Binance reportedly moved $1.8 billion of collateral backing customers stablecoin
- Binance moved over $1 billion of customer funds meant as reserves for B-tokens last year
- The funds were sent to firms like Alameda Research, Cumberland, and Tron
- Binance CSO stated that there was “no commingling of funds”
Binance – the world’s largest crypto exchange – continues to be embroiled in controversies. The latest report by Forbes states that the crypto exchange moved $1.8 billion of collateral backing customers’ stablecoin without their knowledge. The incident took place from August 2022 to December 2022, at a time when the crypto market had seen a major slump as a result of FTX’s collapse.

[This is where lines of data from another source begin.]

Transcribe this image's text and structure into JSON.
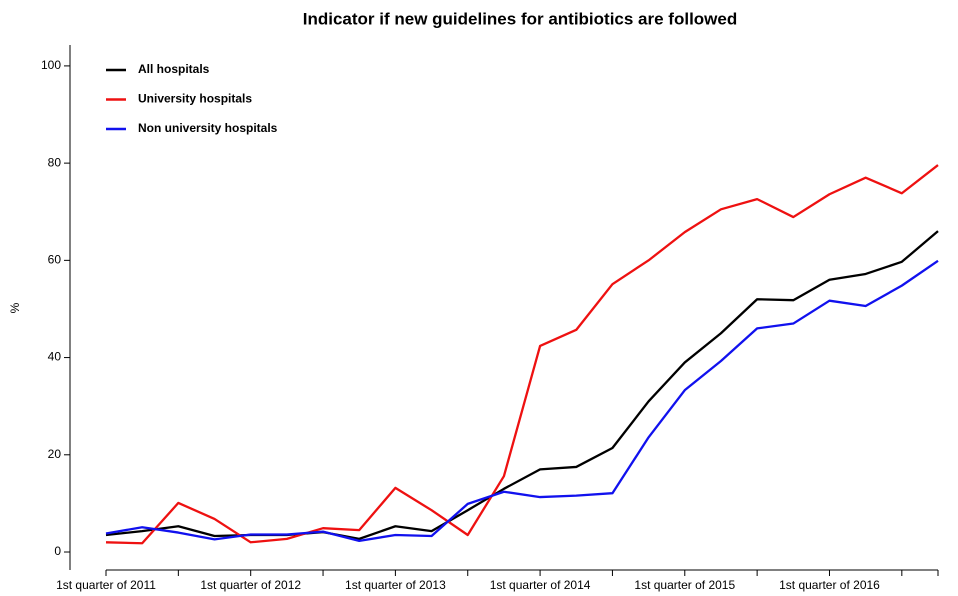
{
  "chart_data": {
    "type": "line",
    "title": "Indicator if new guidelines for antibiotics are followed",
    "ylabel": "%",
    "categories": [
      "1st quarter of 2011",
      null,
      null,
      null,
      "1st quarter of 2012",
      null,
      null,
      null,
      "1st quarter of 2013",
      null,
      null,
      null,
      "1st quarter of 2014",
      null,
      null,
      null,
      "1st quarter of 2015",
      null,
      null,
      null,
      "1st quarter of 2016",
      null,
      null,
      null
    ],
    "series": [
      {
        "name": "All hospitals",
        "color": "#000000",
        "values": [
          3.5,
          4.3,
          5.3,
          3.3,
          3.5,
          3.5,
          4.1,
          2.7,
          5.3,
          4.3,
          8.6,
          13,
          17,
          17.5,
          21.4,
          31,
          39,
          45,
          52,
          51.8,
          56,
          57.2,
          59.7,
          66
        ]
      },
      {
        "name": "University hospitals",
        "color": "#ee1111",
        "values": [
          2,
          1.8,
          10.1,
          6.8,
          2,
          2.7,
          4.9,
          4.5,
          13.2,
          8.6,
          3.5,
          15.6,
          42.4,
          45.7,
          55.1,
          60,
          65.8,
          70.5,
          72.6,
          68.9,
          73.6,
          77,
          73.8,
          79.6
        ]
      },
      {
        "name": "Non university hospitals",
        "color": "#1111ee",
        "values": [
          3.8,
          5.1,
          4,
          2.6,
          3.6,
          3.6,
          4.2,
          2.3,
          3.5,
          3.3,
          9.9,
          12.4,
          11.3,
          11.6,
          12.1,
          23.6,
          33.3,
          39.3,
          46,
          47,
          51.7,
          50.6,
          54.8,
          59.9
        ]
      }
    ],
    "ylim": [
      -3.7,
      104.3
    ],
    "yticks": [
      0,
      20,
      40,
      60,
      80,
      100
    ],
    "legend": "upper left",
    "grid": false
  }
}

Binance moves funds to various firms
Moreover, the collateral that was transferred out belonged to customers holding B-peg USDC tokens. This rendered the token unsecure despite the exchange claiming otherwise. Binance-peg tokens aka B-Tokens are tokens minted by Binance on BNB Chain, which are pegged to leading cryptocurrencies. The crypto exchange currently mints a total of 97 B-Tokens, and one of them is pegged to Circle’s stablecoin – USDC.
According to February 27 report, the crypto exchange sent $1.1 billion of customer funds to Cumberland, a high-frequency trading firm. The firm reportedly might have converted the collateral to Binance USD (BUSD). Moreover, Cumberland was not the only firm to receive the money. Firms like Amber Group, the infamous and now-bankrupt Alameda Research, and Tron received millions of dollars.
Speaking on the matter, CSO Patrick Hillmann stated that this move was part of Binance’s “normal business conduct”. He further stated that “there was no commingling” of funds as “there’s wallets and then there is a ledger.”
Binance admits to a mistake with customer funds and B-Token reserves
Prior to this report, in January 2023, Binance stated that it had mistakenly kept customer funds and crypto asset collateral in the same wallet. According to Bloomberg, the crypto exchange had stored nearly half of B-tokens reserves in a cold wallet labeled Binance 8. The wallet, however, had more tokens than the B-tokens that were minted, indicating that the collateral was more than a 1:1 ratio.
Speaking about this, a Binance spokesperson stated that “collateral assets have previously been moved into this wallet in error and referenced accordingly”. The spokesperson also stated that Binance was rectifying the mistake. The spokesperson further added that the tokens “have been and continue to be backed 1:1.”